Arşipel Mitolojisinin baş tanrısı çapkın Zeus, bir gece vakti canı sıkılınca Olimpos dağından deniz kıyısına indi.
Thebai kentindeydi.
Dolaşırken, Thebai kralı Amphitryon’un eşi Alkmene’ye
hayran kaldı.
Ne yapıp edip bu kadının gönlünü çelmeliydi.
Hatta ondan insanların yardımına koşacak bir kahraman
yaratmalıydı.
Kral Amphitryon’un seferi çıktığı bir gün amacına
ulaştı.
Alkmene’yle birlikte olmayı başardı.
İkilinin bir erkek çocuğu oldu.
Adı Herakles’ti.
Herkül.
Zeus çocuğu alıp tekrar Olimpos’a döndü.
Çocuğu gören eşi tanrıça Hera, olaya büyük tepki gösterdi
ve bu çocuğa bakmayacağını söyledi.
Zeus ise Herkül’ün tanrılaşmasını, yani ölümsüz olmasını istiyordu.
Bu nedenle mutlaka Hera’nın sütünü içmeliydi.
Bir gece yarısı Hera uyurken, Herakles’i onun
kucağına bıraktı.
Günlerce aç kalan çocuk Hera’nın memelerine öyle
yapıştı ki, süt ağzından taşıp yere döküldü.
Her süt damlası kumda bir çiceğe dönüştü.
Kum Zambağı dediler bu çiceğe.
Latince Pancratium maritimum.
Süt gibi beyaz, soğanlı bir nergis türüydü.

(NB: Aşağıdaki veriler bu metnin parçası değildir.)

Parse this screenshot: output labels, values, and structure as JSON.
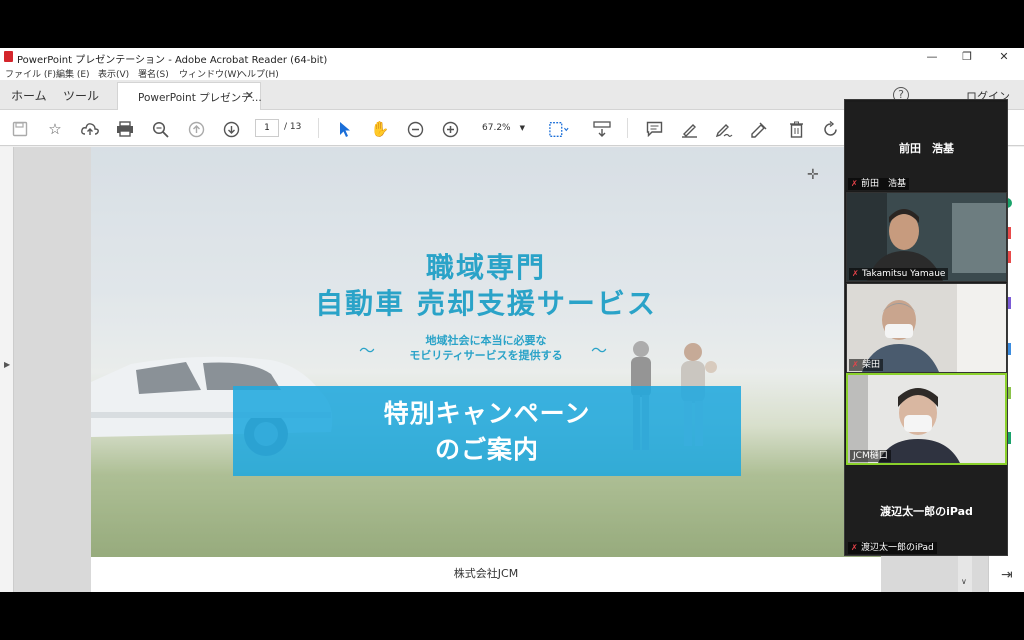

Masumluğun, dişiliğin, doğurganlığın, simgesiydi.
Öyküsü Mitolojide böyle yer aldı.
Kum Zambakları kumsallarımızda yetişen bir çicek.
Maalesef nesli tükenmek üzere.
En büyük düşmanı inşaatlar.
Ve insanların koparması.
Oysa o kadar narinler ki.
Datça’da da büyük tehlike altındalar.
Sayıları günden güne azalıyor.
Ağustos ayı çiceklenme dönemi.
Ekim’e kadar ürüyorlar
Ve bu çiçeği koparmanın cezası 109 bin lira.
Yanlış okumadınız, tam 109 bin lira.
Ayrıca yurtdışına çıkarılması yasak.
Buna rağmen koparılıyorlar.
Datçalılar.
Datça’ya gelen konuklar.
Kum Zambaklarımıza sahip çıkalım.
Bu güzelim çiceği yok etmeyelim.
Unutmayalım ki;
Çiceklerin açtığı yerde, umutlar da yeşerir.